The next morning, when we were getting the el Tigre and Panther ready, Dave opened the hood of the Panther and saw the whole bellypan was coated with a layer of belt dust, the belt so narrow it was ready to snap. And it was out of gas.

Dave looked at me with a puzzled expression and asked why the belt was so worn. I replied, “The drag strip needed a little packing.”

Dave gave me that smirk and chuckle that is so unique to him, and nothing more was said.

When we got to the drag strip that morning, it had set-up hard and fast, exactly like Brian and I had expected. Nobody seemed to ask any questions about why the strip was perfectly groomed.

We did excellent in the Shootout, with the el Tigre tying the Polaris Indy for the quickest elapsed time in the 1/8-mile. Mission accomplished!

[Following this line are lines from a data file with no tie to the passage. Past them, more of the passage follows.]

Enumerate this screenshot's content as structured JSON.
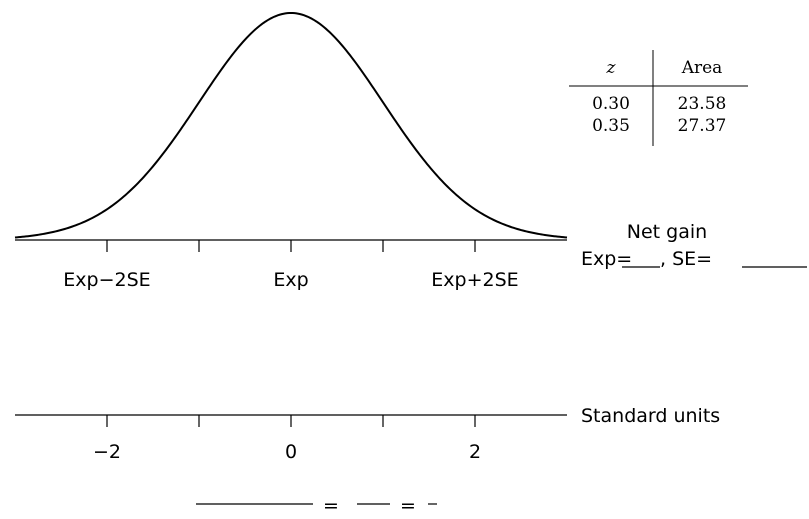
{
  "curve": {
    "type": "normal-density",
    "tick_labels": [
      "Exp−2SE",
      "Exp",
      "Exp+2SE"
    ]
  },
  "side_label": {
    "title": "Net gain",
    "exp_prefix": "Exp=",
    "se_prefix": ", SE="
  },
  "standard_axis": {
    "label": "Standard units",
    "tick_labels": [
      "−2",
      "0",
      "2"
    ]
  },
  "z_table": {
    "headers": [
      "z",
      "Area"
    ],
    "rows": [
      [
        "0.30",
        "23.58"
      ],
      [
        "0.35",
        "27.37"
      ]
    ]
  },
  "bottom_equation": {
    "equals": [
      "=",
      "="
    ]
  }
}
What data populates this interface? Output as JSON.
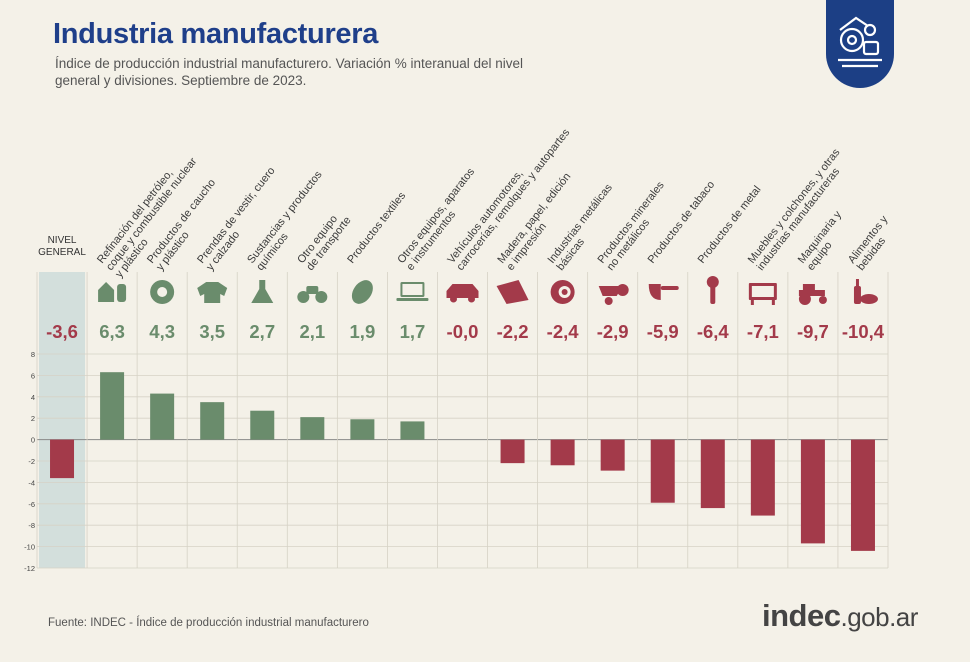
{
  "header": {
    "title": "Industria manufacturera",
    "subtitle": "Índice de producción industrial manufacturero. Variación % interanual del nivel general y divisiones. Septiembre de 2023."
  },
  "footer": {
    "source": "Fuente: INDEC - Índice de producción industrial manufacturero",
    "brand_bold": "indec",
    "brand_light": ".gob.ar"
  },
  "colors": {
    "positive": "#6a8c6c",
    "negative": "#a33a4a",
    "highlight_band": "#c8d8d8",
    "title": "#1f3f8a"
  },
  "chart_data": {
    "type": "bar",
    "title": "Industria manufacturera",
    "ylim": [
      -12,
      8
    ],
    "yticks": [
      8,
      6,
      4,
      2,
      0,
      -2,
      -4,
      -6,
      -8,
      -10,
      -12
    ],
    "grid": true,
    "categories": [
      {
        "label": [
          "NIVEL",
          "GENERAL"
        ],
        "value": -3.6,
        "value_label": "-3,6",
        "icon": "none",
        "highlight": true
      },
      {
        "label": [
          "Refinación del petróleo,",
          "coque y combustible nuclear",
          "y plástico"
        ],
        "value": 6.3,
        "value_label": "6,3",
        "icon": "refinery-icon"
      },
      {
        "label": [
          "Productos de caucho",
          "y plástico"
        ],
        "value": 4.3,
        "value_label": "4,3",
        "icon": "tire-icon"
      },
      {
        "label": [
          "Prendas de vestir, cuero",
          "y calzado"
        ],
        "value": 3.5,
        "value_label": "3,5",
        "icon": "sweater-icon"
      },
      {
        "label": [
          "Sustancias y productos",
          "químicos"
        ],
        "value": 2.7,
        "value_label": "2,7",
        "icon": "flask-icon"
      },
      {
        "label": [
          "Otro equipo",
          "de transporte"
        ],
        "value": 2.1,
        "value_label": "2,1",
        "icon": "motorcycle-icon"
      },
      {
        "label": [
          "Productos textiles"
        ],
        "value": 1.9,
        "value_label": "1,9",
        "icon": "thread-spool-icon"
      },
      {
        "label": [
          "Otros equipos, aparatos",
          "e instrumentos"
        ],
        "value": 1.7,
        "value_label": "1,7",
        "icon": "laptop-icon"
      },
      {
        "label": [
          "Vehículos automotores,",
          "carrocerías, remolques y autopartes"
        ],
        "value": -0.04,
        "value_label": "-0,0",
        "icon": "car-icon"
      },
      {
        "label": [
          "Madera, papel, edición",
          "e impresión"
        ],
        "value": -2.2,
        "value_label": "-2,2",
        "icon": "paper-icon"
      },
      {
        "label": [
          "Industrias metálicas",
          "básicas"
        ],
        "value": -2.4,
        "value_label": "-2,4",
        "icon": "metal-coil-icon"
      },
      {
        "label": [
          "Productos minerales",
          "no metálicos"
        ],
        "value": -2.9,
        "value_label": "-2,9",
        "icon": "wheelbarrow-icon"
      },
      {
        "label": [
          "Productos de tabaco"
        ],
        "value": -5.9,
        "value_label": "-5,9",
        "icon": "pipe-icon"
      },
      {
        "label": [
          "Productos de metal"
        ],
        "value": -6.4,
        "value_label": "-6,4",
        "icon": "wrench-icon"
      },
      {
        "label": [
          "Muebles y colchones, y otras",
          "industrias manufactureras"
        ],
        "value": -7.1,
        "value_label": "-7,1",
        "icon": "furniture-icon"
      },
      {
        "label": [
          "Maquinaria y",
          "equipo"
        ],
        "value": -9.7,
        "value_label": "-9,7",
        "icon": "tractor-icon"
      },
      {
        "label": [
          "Alimentos y",
          "bebidas"
        ],
        "value": -10.4,
        "value_label": "-10,4",
        "icon": "bottle-bread-icon"
      }
    ]
  }
}
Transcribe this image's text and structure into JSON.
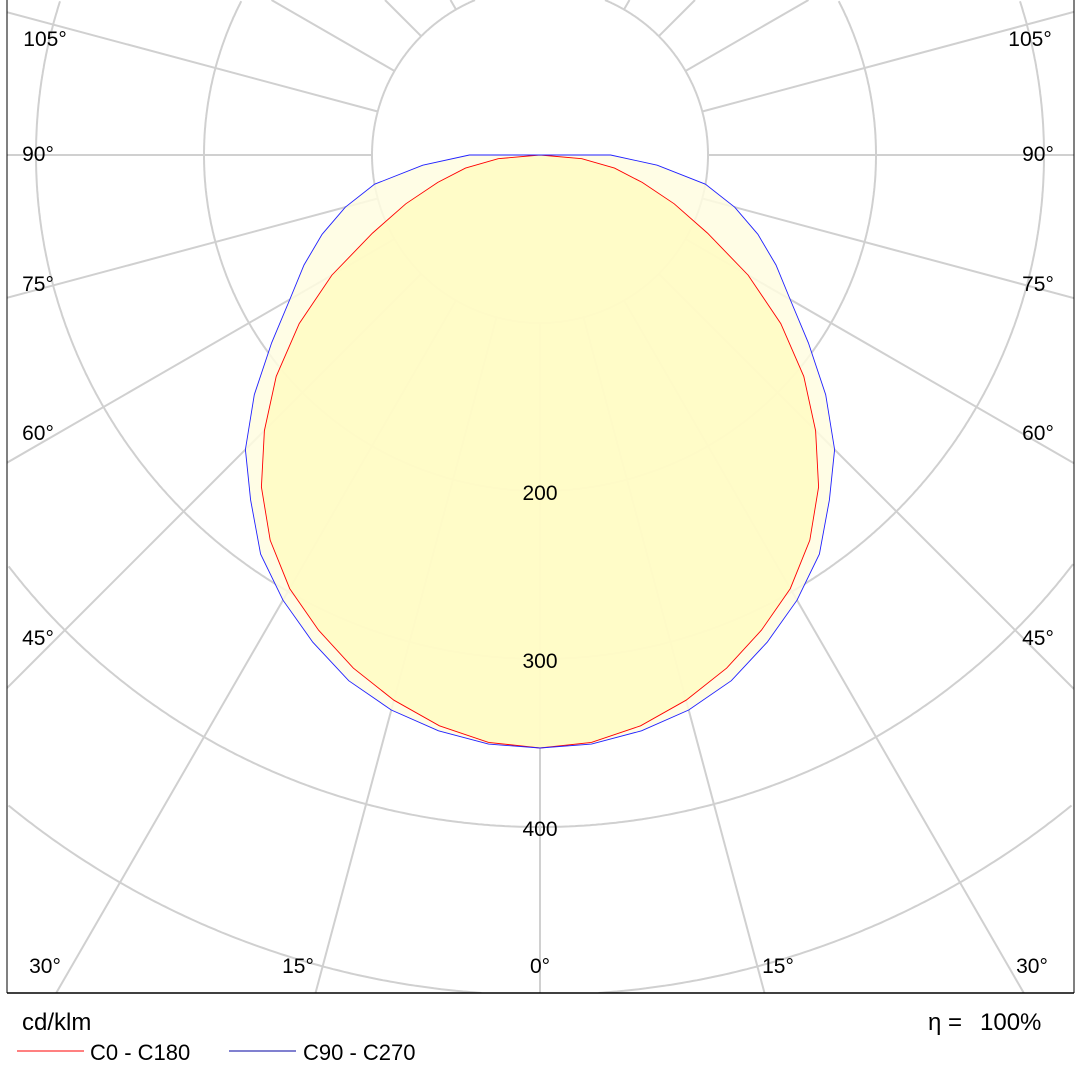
{
  "chart_data": {
    "type": "polar-line",
    "unit_label": "cd/klm",
    "efficiency_symbol": "η =",
    "efficiency_value": "100%",
    "radial_ticks": [
      100,
      200,
      300,
      400,
      500,
      600
    ],
    "radial_tick_labels": [
      "200",
      "300",
      "400"
    ],
    "angle_labels": [
      "0°",
      "15°",
      "30°",
      "45°",
      "60°",
      "75°",
      "90°",
      "105°"
    ],
    "angles_deg": [
      0,
      5,
      10,
      15,
      20,
      25,
      30,
      35,
      40,
      45,
      50,
      55,
      60,
      65,
      70,
      75,
      80,
      85,
      90
    ],
    "series": [
      {
        "name": "C0 - C180",
        "color": "#ff0000",
        "values": [
          353,
          351,
          345,
          336,
          325,
          312,
          298,
          280,
          258,
          232,
          205,
          175,
          143,
          110,
          85,
          63,
          45,
          25,
          0
        ]
      },
      {
        "name": "C90 - C270",
        "color": "#0000ff",
        "values": [
          353,
          352,
          348,
          342,
          333,
          320,
          306,
          290,
          268,
          248,
          222,
          195,
          172,
          155,
          138,
          120,
          100,
          70,
          42
        ]
      }
    ],
    "fill_color": "#fffbc0",
    "grid": true
  }
}
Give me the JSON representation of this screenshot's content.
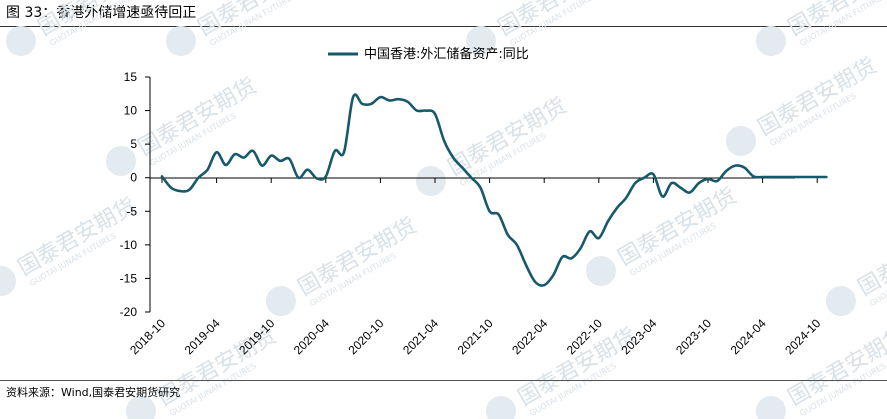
{
  "figure": {
    "title": "图 33：香港外储增速亟待回正",
    "source": "资料来源：Wind,国泰君安期货研究"
  },
  "watermark": {
    "text": "国泰君安期货",
    "subtext": "GUOTAI JUNAN FUTURES"
  },
  "colors": {
    "line": "#17596b",
    "axis": "#000000"
  },
  "chart_data": {
    "type": "line",
    "title": "",
    "xlabel": "",
    "ylabel": "",
    "ylim": [
      -20,
      15
    ],
    "yticks": [
      15,
      10,
      5,
      0,
      -5,
      -10,
      -15,
      -20
    ],
    "xticks": [
      "2018-10",
      "2019-04",
      "2019-10",
      "2020-04",
      "2020-10",
      "2021-04",
      "2021-10",
      "2022-04",
      "2022-10",
      "2023-04",
      "2023-10",
      "2024-04",
      "2024-10"
    ],
    "grid": false,
    "legend_position": "top-center",
    "series": [
      {
        "name": "中国香港:外汇储备资产:同比",
        "x": [
          "2018-10",
          "2018-11",
          "2018-12",
          "2019-01",
          "2019-02",
          "2019-03",
          "2019-04",
          "2019-05",
          "2019-06",
          "2019-07",
          "2019-08",
          "2019-09",
          "2019-10",
          "2019-11",
          "2019-12",
          "2020-01",
          "2020-02",
          "2020-03",
          "2020-04",
          "2020-05",
          "2020-06",
          "2020-07",
          "2020-08",
          "2020-09",
          "2020-10",
          "2020-11",
          "2020-12",
          "2021-01",
          "2021-02",
          "2021-03",
          "2021-04",
          "2021-05",
          "2021-06",
          "2021-07",
          "2021-08",
          "2021-09",
          "2021-10",
          "2021-11",
          "2021-12",
          "2022-01",
          "2022-02",
          "2022-03",
          "2022-04",
          "2022-05",
          "2022-06",
          "2022-07",
          "2022-08",
          "2022-09",
          "2022-10",
          "2022-11",
          "2022-12",
          "2023-01",
          "2023-02",
          "2023-03",
          "2023-04",
          "2023-05",
          "2023-06",
          "2023-07",
          "2023-08",
          "2023-09",
          "2023-10",
          "2023-11",
          "2023-12",
          "2024-01",
          "2024-02",
          "2024-03",
          "2024-04",
          "2024-05",
          "2024-06",
          "2024-07",
          "2024-08",
          "2024-09",
          "2024-10",
          "2024-11"
        ],
        "values": [
          0.2,
          -1.5,
          -2.0,
          -1.8,
          0.0,
          1.2,
          3.8,
          1.9,
          3.5,
          3.0,
          4.0,
          1.8,
          3.3,
          2.5,
          2.8,
          0.0,
          1.2,
          -0.1,
          0.2,
          4.0,
          3.8,
          12.0,
          11.0,
          11.0,
          12.0,
          11.5,
          11.7,
          11.3,
          10.0,
          10.0,
          9.5,
          5.5,
          3.0,
          1.5,
          0.0,
          -1.5,
          -5.0,
          -5.5,
          -8.5,
          -10.0,
          -13.0,
          -15.5,
          -16.0,
          -14.5,
          -11.8,
          -12.0,
          -10.5,
          -8.0,
          -9.0,
          -6.5,
          -4.5,
          -3.0,
          -0.8,
          0.0,
          0.5,
          -2.8,
          -0.8,
          -1.5,
          -2.2,
          -0.8,
          -0.2,
          -0.5,
          1.0,
          1.8,
          1.5,
          0.2,
          0.1,
          0.1,
          0.1,
          0.1,
          0.1,
          0.1,
          0.1,
          0.1
        ]
      }
    ]
  }
}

It was years later before we told anyone about that event. Brian and I have laughed about it ever since.

– Brian Espeseth


1984 Arctic Cat el Tigre in Snow Goer Magazine



  1. I have one of those 11984 eltigre 6000s! I will be racing it in the grass drags in Ontario next weekend awesome story Brian, love it! team arctic rocks

  2. Stuck at home due to weather, reading these old stories again and laughing. There will never be another time like that which gave us a beautiful sled like the last leafer El Tigre. There will never be a time like the vintage boom of the late 90s to 2010. The worlds moved on and I do not recognize it.